Of note:  Puckett was 1-for-3 with a walk and a run and was batting .312...Smalley raised his average to .323...Viola's ERA dropped to 3.52...Chicago starter Bill Long pitched seven innings, giving up five runs on eight hits and two walks with three strikeouts.

Record:  The Twins record was 33-26.  They moved into sole possession of first place by a game over Kansas City.

Notes:  Al Newman played second base in place of Steve Lombardozzi.  He batted ninth, with Gagne batting second.

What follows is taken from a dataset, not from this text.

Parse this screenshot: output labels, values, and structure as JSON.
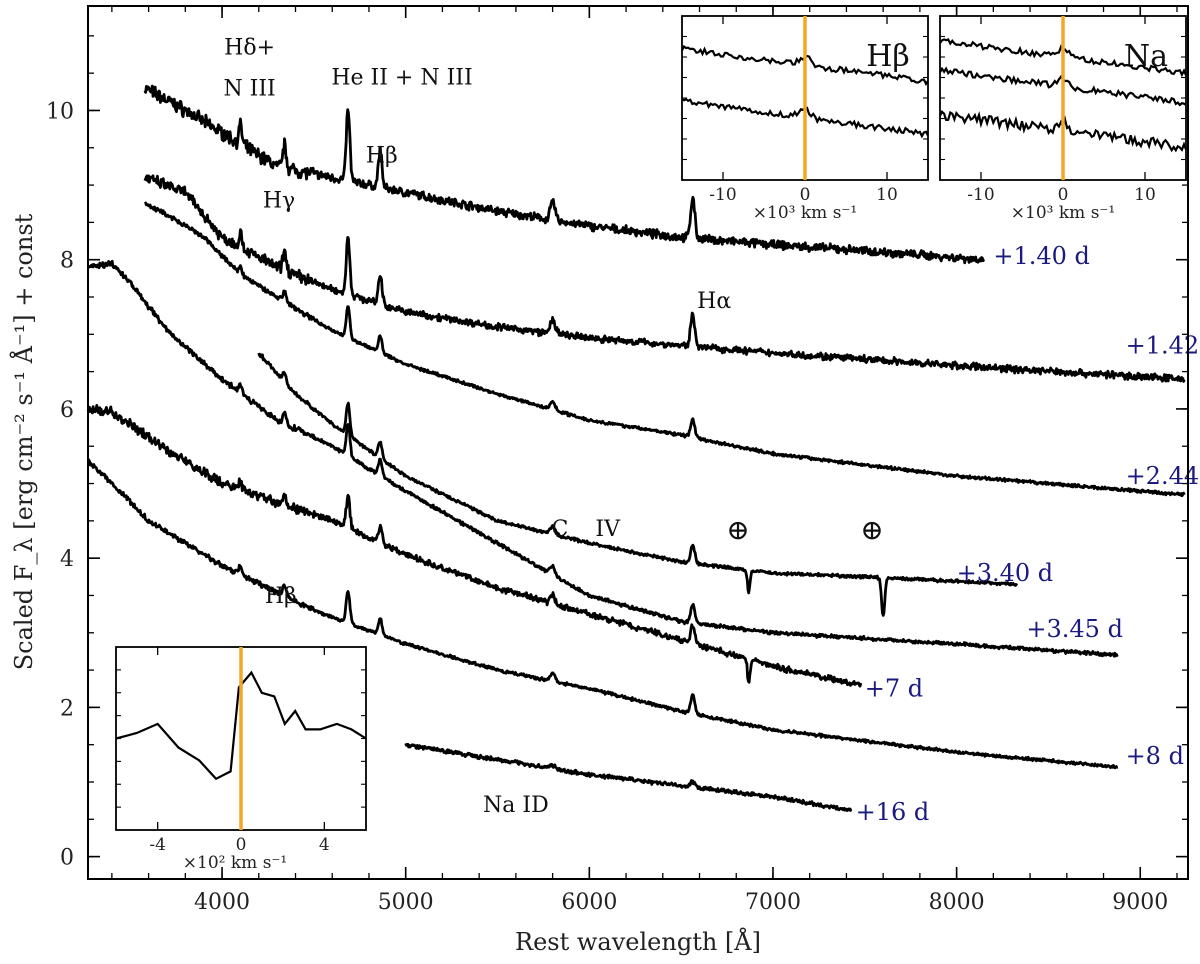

Player profile:  It's kind of amazing how many guys who had fairly substantial careers I've completely forgotten about.  Bill Long was in his first full season in the majors in 1987, appearing in 29 games and making 23 starts.  He had been a second round draft choice by San Diego in 1981, but had been traded to the White Sox after the 1984 season along with Ozzie Guillen, Tim Lollar, and Luis Salazar for Lamarr Hoyt and minor leaguers Kevin Kristan and Todd Simmons.*  He pitched in four games for the White Sox in 1985 and came up to stay in early May of 1987.  He did okay--8-8, 4.37, 1.23 WHIP.  He led the league in fewest walks per nine innings at 1.5, and while he did not equal that again he always had good control.  He started 1988 in the bullpen but was back in the starting rotation again by mid-June.  He again did okay--8-11, 4.03, 1.32 WHIP.  He was twenty-eight at that point, so he wasn't a young phenom, but he looked like he might be a decent enough fourth or fifth starter.  He started 1989 as a rotation starter, but after a series of rough starts he was back in the bullpen by late June.  He did pretty well there--his overall season numbers don't look that good, but as a reliever he was 2-0, 2.75, 1.33 WHIP.  He was traded to the Cubs early in the 1990, season, and that was kind of the beginning of the end for him.  He had a poor year with them, was released at the end of the season, signed with Montreal for 1991, but made only three appearances for them and ten more in AAA before ending his playing career.  For his career, Bill Long was 27-27, 4.37, 1.37 WHIP in 518.2 innings (159 games, 52 starts).  At last report, Bill Long was a teacher at Gray Middle School in Union, Kentucky.

*For whatever reason, it seems like teams rarely make multi-player trades like this any more.  I miss it.